Abstract

BACKGROUND: There is a great need for a new drug delivery system that provides higher sustained exposure of the anticancer drug to the peritoneal surface or lymphatics with a lower systemic toxicity. Intraperitoneal chemotherapy will be an effective therapeutic strategy for disseminated microscopic disease and small miliary nodules remaining on the peritoneal surface after surgery. The auther has made a fluorouracil-polyglycolic acid composite disk (Fu-PGA disk) for a more effective intraperitoneal chemotherapeutic agent.
METHODS
The Fu-PGA disk(s) was (were) inserted in the peritoneal cavity of a rat, and a pharmacokinetic study was performed to measure fluorouracil concentration in the peritoneal fluid, plasma, liver, kidney and heart tissue at day 1, day 3, day 7, and day 14 after administration of the agent.
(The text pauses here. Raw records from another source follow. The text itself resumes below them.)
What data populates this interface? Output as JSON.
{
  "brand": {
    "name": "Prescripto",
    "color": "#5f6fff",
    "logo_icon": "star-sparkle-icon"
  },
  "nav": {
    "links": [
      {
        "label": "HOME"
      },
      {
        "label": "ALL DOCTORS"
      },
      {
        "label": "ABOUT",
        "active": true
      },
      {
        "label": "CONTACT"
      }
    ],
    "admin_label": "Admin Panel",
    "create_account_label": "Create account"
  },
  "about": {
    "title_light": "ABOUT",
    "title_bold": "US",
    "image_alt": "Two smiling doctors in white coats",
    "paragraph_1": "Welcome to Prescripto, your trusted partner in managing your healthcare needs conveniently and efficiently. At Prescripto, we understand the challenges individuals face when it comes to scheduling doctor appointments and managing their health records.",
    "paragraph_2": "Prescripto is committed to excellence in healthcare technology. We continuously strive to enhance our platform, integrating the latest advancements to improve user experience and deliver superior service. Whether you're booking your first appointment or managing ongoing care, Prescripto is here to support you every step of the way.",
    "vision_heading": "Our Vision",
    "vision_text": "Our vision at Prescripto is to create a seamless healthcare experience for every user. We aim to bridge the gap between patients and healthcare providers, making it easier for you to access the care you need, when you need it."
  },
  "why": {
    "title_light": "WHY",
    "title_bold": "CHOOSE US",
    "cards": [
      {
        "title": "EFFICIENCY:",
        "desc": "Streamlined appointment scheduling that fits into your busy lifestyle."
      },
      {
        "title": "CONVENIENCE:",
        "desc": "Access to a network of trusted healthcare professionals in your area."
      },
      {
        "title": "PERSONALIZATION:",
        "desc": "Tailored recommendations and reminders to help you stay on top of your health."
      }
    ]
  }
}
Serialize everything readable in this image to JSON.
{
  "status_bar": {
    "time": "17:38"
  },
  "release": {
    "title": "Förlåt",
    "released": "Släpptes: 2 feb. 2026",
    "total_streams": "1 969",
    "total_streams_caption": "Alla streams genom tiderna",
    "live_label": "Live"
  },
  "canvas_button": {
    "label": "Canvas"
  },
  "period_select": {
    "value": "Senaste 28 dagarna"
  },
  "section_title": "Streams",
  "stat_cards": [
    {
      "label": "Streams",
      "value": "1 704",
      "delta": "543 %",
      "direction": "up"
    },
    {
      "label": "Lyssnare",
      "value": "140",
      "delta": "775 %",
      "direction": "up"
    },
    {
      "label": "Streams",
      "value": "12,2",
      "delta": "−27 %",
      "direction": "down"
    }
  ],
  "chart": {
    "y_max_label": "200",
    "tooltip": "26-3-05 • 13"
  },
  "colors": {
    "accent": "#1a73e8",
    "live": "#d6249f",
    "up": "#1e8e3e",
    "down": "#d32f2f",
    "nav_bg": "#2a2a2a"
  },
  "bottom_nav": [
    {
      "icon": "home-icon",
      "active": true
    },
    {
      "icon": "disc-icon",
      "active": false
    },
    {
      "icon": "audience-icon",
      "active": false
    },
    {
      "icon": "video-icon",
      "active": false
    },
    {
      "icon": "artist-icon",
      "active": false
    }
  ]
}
The myelosuppressive action of this composite was also determined following its administration.
RESULTS
After administration of the Fu-PGA disks, the 5-Fu concentration of the peritoneal fluid of the rat was much higher than that of the plasma. Also, the 5-Fu concentrations of the liver, kidney and heart tissue were very low. The numbers of white cells and platelets decreased after administration of the Fu-PGA disks, but they were almost recovered to normal range at day 14th. Only focal necrosis around the central veins of the liver and minimal vacuolar degeneration in the proximal tubules of the kidney were observed microscopically.
CONCLUSION
This animal study suggests that the Fu-PGA composite can be used as a new biodegradable drug delivery system for releasing the drug in a controlled manner with the peritoneum as its target. This Fu-PGA device may overcome some of the disadvantages of conventional anticancer chemotherapy and improve the efficacy of intraperitoneal chemotherapy.